P063002a

De Wiki de FrayNelson
Saltar a: navegación, buscar

Fecha: 20030528

Título: El Espiritu Santo nos lleva a alabar, glorificar y a sentirnos fascinados por Jesus

Original en audio: 18 min. 17 seg.


Hermanos:

Ya sabemos que se va acercando la Fiesta grande de Pentecostés, y las lecturas de estas dos semanas, esta en que estamos y la siguiente, nos ayudan para prepararnos a la Fiesta de Pentecostés. Pentecostés es la efusión del Espíritu Santo. Pero ¿quién es el Espíritu Santo?

Nosotros podemos conocer a Jesús mirándolo. La gente que vivió con Jesús podía mirarlo, saludarlo, oírlo. Estaban delante de Jesús y así lo conocían. Al Espíritu Santo no le tenemos nunca delante de nosotros, como tener ahí un espíritu y mirarlo y conocerlo. ¿Cómo se puede conocer al Espíritu Santo?

Se le puede conocer por las obras que realiza. El Espíritu es como la vida. Los que estamos aquí, estamos vivos. Pero si le pido a uno de ustedes: “-Quiero ver, a ver, señor, quiero ver su vida”. Pues el señor, el caballero al que le hablo no puede sacar la vida que tiene mostrármela y decirme: “-Mire, esta es mi vida”.
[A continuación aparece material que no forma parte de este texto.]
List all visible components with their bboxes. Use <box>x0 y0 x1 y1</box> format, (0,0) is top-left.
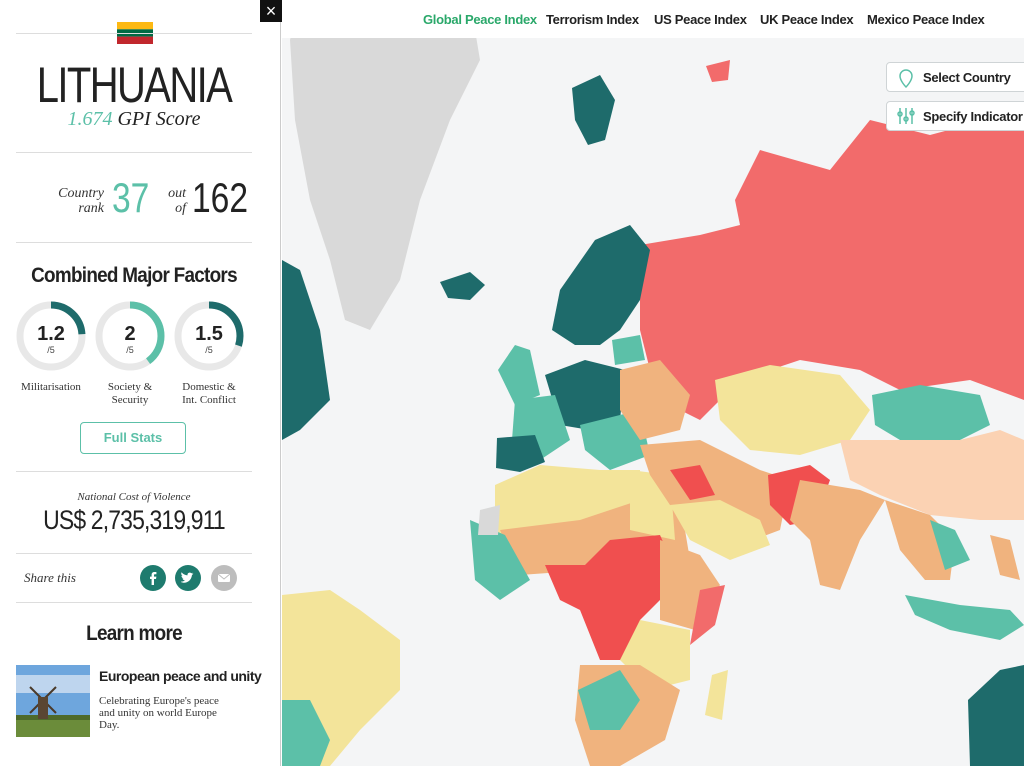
total: 162 <box>192 174 249 221</box>
syria-iraq <box>670 465 715 500</box>
baltics <box>612 335 645 365</box>
indonesia <box>905 595 1024 640</box>
country-panel: LITHUANIA 1.674 GPI Score Country rank 3… <box>0 0 281 766</box>
gauge-label: Security <box>112 394 149 406</box>
arabia <box>670 500 770 560</box>
gauge-arc <box>16 301 86 371</box>
article-title[interactable]: European peace and unity <box>99 668 262 684</box>
gauge-scale: /5 <box>126 345 134 355</box>
iceland <box>440 272 485 300</box>
gpi-label: GPI Score <box>117 108 201 130</box>
russia <box>640 110 1024 420</box>
gauge-scale: /5 <box>47 345 55 355</box>
gauge-arc <box>174 301 244 371</box>
nav-link[interactable]: UK Peace Index <box>760 12 854 27</box>
share-icons <box>140 565 237 591</box>
divider <box>16 242 252 243</box>
factors-title: Combined Major Factors <box>31 264 237 287</box>
gauge-arc <box>95 301 165 371</box>
email-share[interactable] <box>211 565 237 591</box>
factor-gauges: 1.2/5 Militarisation 2/5 Society &Security 1… <box>16 301 244 406</box>
nav-link[interactable]: Terrorism Index <box>546 12 639 27</box>
vietnam <box>930 520 970 570</box>
gauge-value: 2 <box>124 323 135 345</box>
madagascar <box>705 670 728 720</box>
divider <box>16 553 252 554</box>
india <box>790 480 885 590</box>
west-africa <box>470 520 530 600</box>
out-of-label: out of <box>158 186 186 216</box>
article-line: and unity on world Europe <box>99 707 217 719</box>
article-thumbnail[interactable] <box>16 665 90 737</box>
somalia <box>690 585 725 645</box>
article-text: Celebrating Europe's peace and unity on … <box>99 695 219 731</box>
gauge-label: Society & <box>108 381 153 393</box>
novaya <box>706 60 730 82</box>
mongolia <box>872 385 990 440</box>
rank: 37 <box>112 174 150 221</box>
divider <box>16 602 252 603</box>
nav-link[interactable]: Mexico Peace Index <box>867 12 985 27</box>
canada <box>282 260 330 440</box>
gauge-label: Domestic & <box>182 381 236 393</box>
select-country-button[interactable]: Select Country <box>886 62 1024 92</box>
specify-indicator-button[interactable]: Specify Indicator <box>886 101 1024 131</box>
out-of-line: of <box>175 201 186 216</box>
facebook-share[interactable] <box>140 565 166 591</box>
share-label: Share this <box>24 570 76 585</box>
sahara-west <box>478 505 500 535</box>
cost-value: US$ 2,735,319,911 <box>43 505 225 535</box>
twitter-share[interactable] <box>175 565 201 591</box>
nav-link[interactable]: Global Peace Index <box>423 12 537 27</box>
country-name: LITHUANIA <box>36 57 233 113</box>
learn-more-title: Learn more <box>86 622 182 645</box>
east-europe <box>620 360 690 440</box>
flag <box>117 22 153 44</box>
namibia <box>578 670 640 730</box>
divider <box>16 471 252 472</box>
brazil-south <box>282 700 330 766</box>
close-button[interactable]: × <box>260 0 282 22</box>
article-line: Day. <box>99 719 120 731</box>
kazakhstan <box>715 365 870 455</box>
divider <box>16 152 252 153</box>
rank-label-line: Country <box>58 186 104 201</box>
iberia <box>496 435 545 472</box>
gauge-label: Militarisation <box>21 381 81 393</box>
svalbard <box>572 75 615 145</box>
greenland <box>290 0 480 330</box>
west-europe <box>545 360 625 430</box>
nav-link[interactable]: US Peace Index <box>654 12 747 27</box>
gauge-value: 1.5 <box>195 323 223 345</box>
gpi-line: 1.674 GPI Score <box>0 108 268 131</box>
philippines <box>990 535 1020 580</box>
cost-label: National Cost of Violence <box>77 491 191 503</box>
divider <box>16 33 252 34</box>
rank-label: Country rank <box>40 186 104 216</box>
full-stats-button[interactable]: Full Stats <box>80 422 186 454</box>
gpi-score: 1.674 <box>67 108 113 130</box>
central-africa-red <box>545 535 680 660</box>
gauge-label: Int. Conflict <box>182 394 236 406</box>
gauge-value: 1.2 <box>37 323 65 345</box>
top-nav: Global Peace Index Terrorism Index US Peac… <box>282 0 1024 38</box>
china <box>840 430 1024 520</box>
article-line: Celebrating Europe's peace <box>99 695 219 707</box>
australia <box>968 665 1024 766</box>
rank-label-line: rank <box>78 201 104 216</box>
uk <box>498 345 540 405</box>
button-icons <box>897 69 915 124</box>
out-of-line: out <box>168 186 186 201</box>
scandinavia <box>552 225 650 345</box>
se-asia <box>885 500 955 580</box>
gauge-scale: /5 <box>205 345 213 355</box>
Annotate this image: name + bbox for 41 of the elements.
La vida es algo que está adentro, es algo que sucede y la conocemos porque sucede, la conocemos porque acontece, por sus obras las conocemos. El Espíritu Santo es vida, es la vida de Dios en nosotros. Y por eso, para conocer al Espíritu, necesitamos conocer las obras del Espíritu. Para eso son, entre otras cosas, las lecturas de estos días, para que nosotros vayamos conociendo la obra y las obras del Espíritu Santo, y nos enamoremos de esas obras.
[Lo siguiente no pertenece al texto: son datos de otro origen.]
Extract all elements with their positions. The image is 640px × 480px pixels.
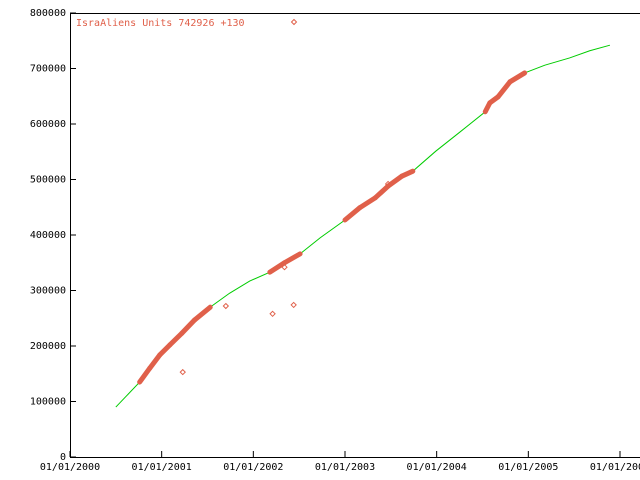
y-tick-label: 200000 — [30, 341, 66, 352]
data-segment — [342, 205, 363, 223]
data-segment — [399, 168, 416, 179]
x-tick-label: 01/01/2000 — [40, 462, 100, 473]
y-tick-label: 700000 — [30, 64, 66, 75]
legend-label: IsraAliens Units 742926 +130 — [76, 18, 245, 29]
x-tick-label: 01/01/2002 — [223, 462, 283, 473]
data-segment — [282, 251, 303, 266]
data-segment — [372, 183, 391, 201]
y-tick-label: 600000 — [30, 119, 66, 130]
data-segment — [179, 317, 198, 336]
y-tick-label: 300000 — [30, 286, 66, 297]
outlier-point — [281, 263, 288, 271]
legend-marker — [290, 18, 298, 26]
data-segment — [167, 330, 185, 348]
y-tick-label: 400000 — [30, 230, 66, 241]
outlier-point — [269, 310, 276, 318]
x-tick-label: 01/01/2005 — [498, 462, 558, 473]
outlier-point — [384, 180, 392, 188]
y-tick-label: 500000 — [30, 175, 66, 186]
y-tick-label: 0 — [60, 452, 66, 463]
data-segment — [137, 365, 153, 385]
data-segment — [147, 352, 163, 371]
data-segment — [357, 195, 378, 211]
x-tick-label: 01/01/2004 — [407, 462, 467, 473]
x-tick-label: 01/01/2006 — [590, 462, 640, 473]
connector-line — [115, 44, 611, 408]
y-tick-label: 100000 — [30, 397, 66, 408]
data-segment — [495, 79, 513, 100]
outlier-point — [290, 301, 297, 309]
plot-frame — [70, 13, 640, 458]
x-tick-label: 01/01/2003 — [315, 462, 375, 473]
y-tick-label: 800000 — [30, 8, 66, 19]
outlier-point — [222, 302, 230, 310]
data-segment — [192, 304, 213, 323]
data-segment — [267, 260, 287, 275]
outlier-point — [179, 368, 186, 376]
data-segment — [507, 70, 528, 85]
x-tick-label: 01/01/2001 — [132, 462, 192, 473]
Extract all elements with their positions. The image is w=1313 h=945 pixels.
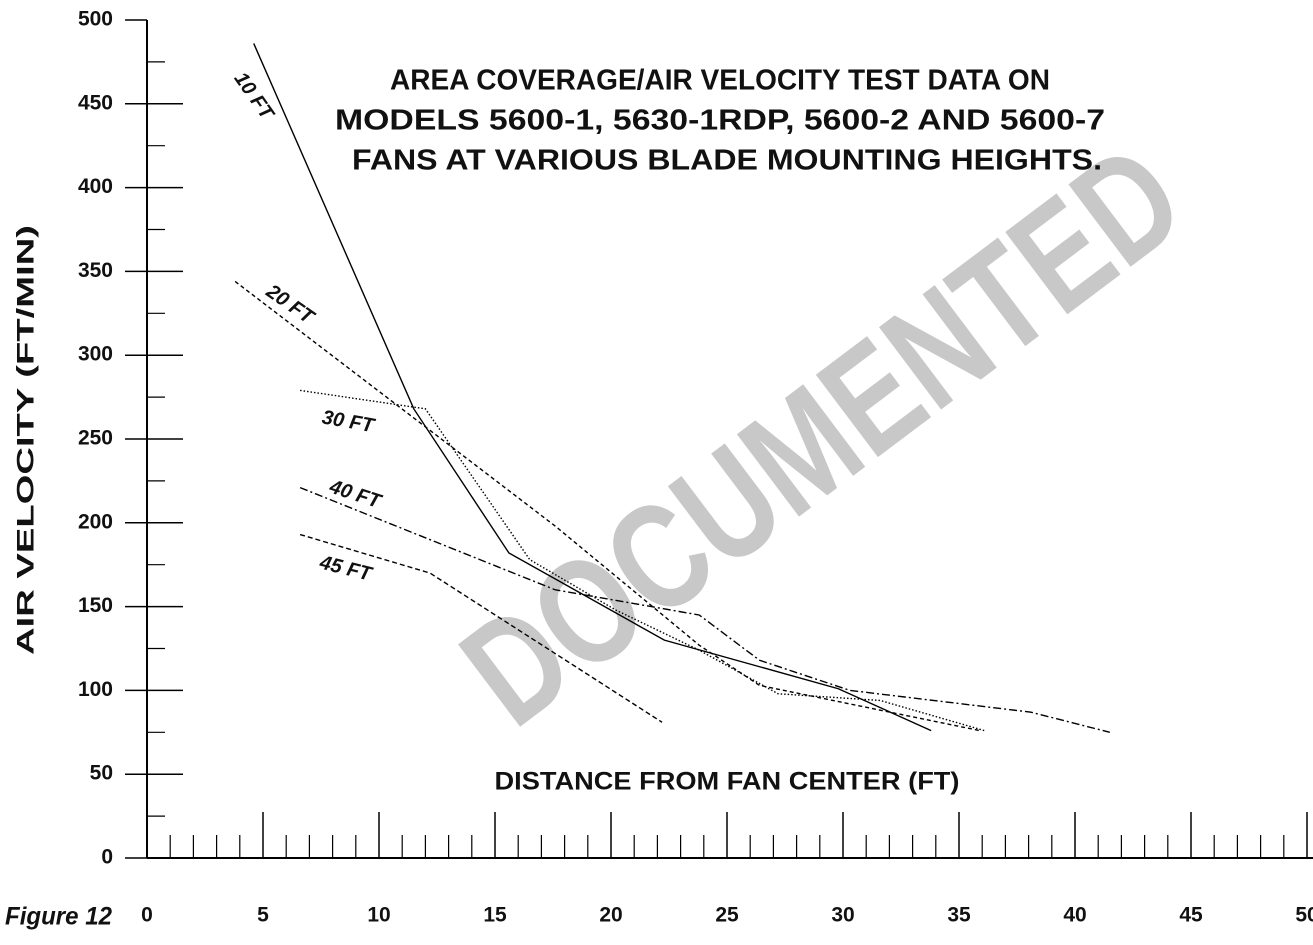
series-label: 30 FT — [320, 406, 377, 437]
y-tick-label: 200 — [78, 510, 113, 533]
x-tick-label: 30 — [831, 904, 854, 927]
x-tick-label: 50 — [1295, 904, 1313, 927]
chart-title: AREA COVERAGE/AIR VELOCITY TEST DATA ON — [390, 65, 1050, 97]
y-tick-label: 500 — [78, 8, 113, 31]
y-tick-label: 300 — [78, 343, 113, 366]
x-tick-label: 35 — [947, 904, 971, 927]
figure-label: Figure 12 — [5, 903, 112, 931]
y-tick-label: 350 — [78, 259, 113, 282]
chart-title: FANS AT VARIOUS BLADE MOUNTING HEIGHTS. — [352, 145, 1102, 177]
y-tick-label: 50 — [90, 762, 113, 785]
y-tick-label: 0 — [101, 846, 113, 869]
y-axis-label: AIR VELOCITY (FT/MIN) — [12, 225, 39, 655]
series-line — [234, 280, 981, 732]
y-tick-label: 150 — [78, 594, 113, 617]
series-label: 45 FT — [317, 551, 376, 586]
y-tick-label: 400 — [78, 175, 113, 198]
y-tick-label: 250 — [78, 427, 113, 450]
series-label: 10 FT — [230, 68, 279, 125]
series-line — [300, 389, 985, 732]
x-tick-label: 0 — [141, 904, 153, 927]
x-tick-label: 45 — [1179, 904, 1203, 927]
y-tick-label: 100 — [78, 678, 113, 701]
series-line — [253, 43, 932, 732]
y-tick-label: 450 — [78, 91, 113, 114]
x-tick-label: 40 — [1063, 904, 1086, 927]
series-line — [299, 486, 1110, 733]
x-tick-label: 25 — [715, 904, 739, 927]
watermark: DOCUMENTED — [432, 111, 1212, 757]
chart-title: MODELS 5600-1, 5630-1RDP, 5600-2 AND 560… — [335, 105, 1105, 137]
series-label: 20 FT — [261, 280, 319, 330]
series-label: 40 FT — [326, 476, 385, 514]
x-tick-label: 10 — [367, 904, 390, 927]
x-tick-label: 15 — [483, 904, 507, 927]
x-tick-label: 20 — [599, 904, 622, 927]
x-tick-label: 5 — [257, 904, 269, 927]
x-axis-label: DISTANCE FROM FAN CENTER (FT) — [495, 768, 960, 796]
El Espíritu trae a nosotros una riqueza incalculable, pero nosotros no tenemos que pagar para lograr esa riqueza. Además, ningún dinero del mundo seria suficiente para conseguirla. El precio ya lo pagó Jesús. Así como vamos a recibir una riqueza infinita con el Espíritu, así sabemos que el precio infinito ya lo pago Jesús. ¿Cómo? Con su oración por nosotros, con su sufrimiento en amor por nosotros, con la ofrenda de su Cuerpo y su Sangre y de su propia vida por nosotros.
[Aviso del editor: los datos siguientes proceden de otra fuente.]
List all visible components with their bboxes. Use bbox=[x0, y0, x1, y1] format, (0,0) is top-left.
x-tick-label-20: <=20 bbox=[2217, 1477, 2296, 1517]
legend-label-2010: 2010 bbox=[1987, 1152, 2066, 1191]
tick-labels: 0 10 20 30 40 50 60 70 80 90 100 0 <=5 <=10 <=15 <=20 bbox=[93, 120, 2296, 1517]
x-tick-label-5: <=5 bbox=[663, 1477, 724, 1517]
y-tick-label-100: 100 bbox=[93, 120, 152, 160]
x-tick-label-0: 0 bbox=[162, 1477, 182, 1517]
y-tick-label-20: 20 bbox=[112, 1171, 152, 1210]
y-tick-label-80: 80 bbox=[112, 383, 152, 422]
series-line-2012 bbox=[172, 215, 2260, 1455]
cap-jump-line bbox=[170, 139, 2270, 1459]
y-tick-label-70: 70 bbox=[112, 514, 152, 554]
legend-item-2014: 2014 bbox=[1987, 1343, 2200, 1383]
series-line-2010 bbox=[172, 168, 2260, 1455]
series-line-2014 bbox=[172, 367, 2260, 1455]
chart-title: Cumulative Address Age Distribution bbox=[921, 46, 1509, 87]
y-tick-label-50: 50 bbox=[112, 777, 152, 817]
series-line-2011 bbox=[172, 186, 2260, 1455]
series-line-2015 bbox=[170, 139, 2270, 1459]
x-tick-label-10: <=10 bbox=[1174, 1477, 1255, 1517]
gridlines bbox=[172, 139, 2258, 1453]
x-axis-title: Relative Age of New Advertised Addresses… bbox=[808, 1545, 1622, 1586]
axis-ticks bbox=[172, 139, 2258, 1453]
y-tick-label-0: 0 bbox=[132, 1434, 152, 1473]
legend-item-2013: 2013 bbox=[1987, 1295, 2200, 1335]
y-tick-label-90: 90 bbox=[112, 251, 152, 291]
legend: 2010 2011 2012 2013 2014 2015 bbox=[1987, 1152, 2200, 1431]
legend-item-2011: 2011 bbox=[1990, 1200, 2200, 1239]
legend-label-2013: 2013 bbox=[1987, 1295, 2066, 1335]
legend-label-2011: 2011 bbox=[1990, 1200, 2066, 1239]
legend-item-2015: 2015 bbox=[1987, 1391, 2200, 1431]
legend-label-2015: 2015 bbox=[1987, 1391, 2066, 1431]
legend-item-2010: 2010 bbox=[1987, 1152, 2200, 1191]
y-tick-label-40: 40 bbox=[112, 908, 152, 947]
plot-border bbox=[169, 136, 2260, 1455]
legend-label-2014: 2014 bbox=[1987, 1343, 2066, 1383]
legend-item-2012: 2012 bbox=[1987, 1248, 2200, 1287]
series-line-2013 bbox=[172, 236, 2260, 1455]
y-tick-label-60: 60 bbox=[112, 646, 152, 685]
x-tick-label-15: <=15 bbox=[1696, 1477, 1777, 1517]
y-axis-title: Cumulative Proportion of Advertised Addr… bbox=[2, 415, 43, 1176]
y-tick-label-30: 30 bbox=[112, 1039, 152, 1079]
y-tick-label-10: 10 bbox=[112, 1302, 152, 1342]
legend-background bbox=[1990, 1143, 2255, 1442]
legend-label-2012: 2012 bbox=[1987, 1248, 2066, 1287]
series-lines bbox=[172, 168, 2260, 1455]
De modo que el Espíritu es el don más grande, pero es un regalo, para nosotros es regalo, no porque no valga, sino porque su valor, que es infinito, fue pagado con la Sangre de Jesús. Es un regalo. Pero uno no puede valorar un regalo si no le cuentan cómo es, si no lo puede descubrir, y por eso el mismo Cristo con sus palabras, y con su vida entera, nos enseñó a valorar este regalo.

Hoy, por ejemplo, no dijo tres cosas sobre el Espíritu Santo. Nos dijo que el Espíritu Santo nos iba a encaminar hacia la verdad plena; nos dijo que el Espíritu Santo nos iba a dar a conocer lo que está por venir, y nos dijo que el Espíritu Santo va a glorificar a Cristo en nosotros.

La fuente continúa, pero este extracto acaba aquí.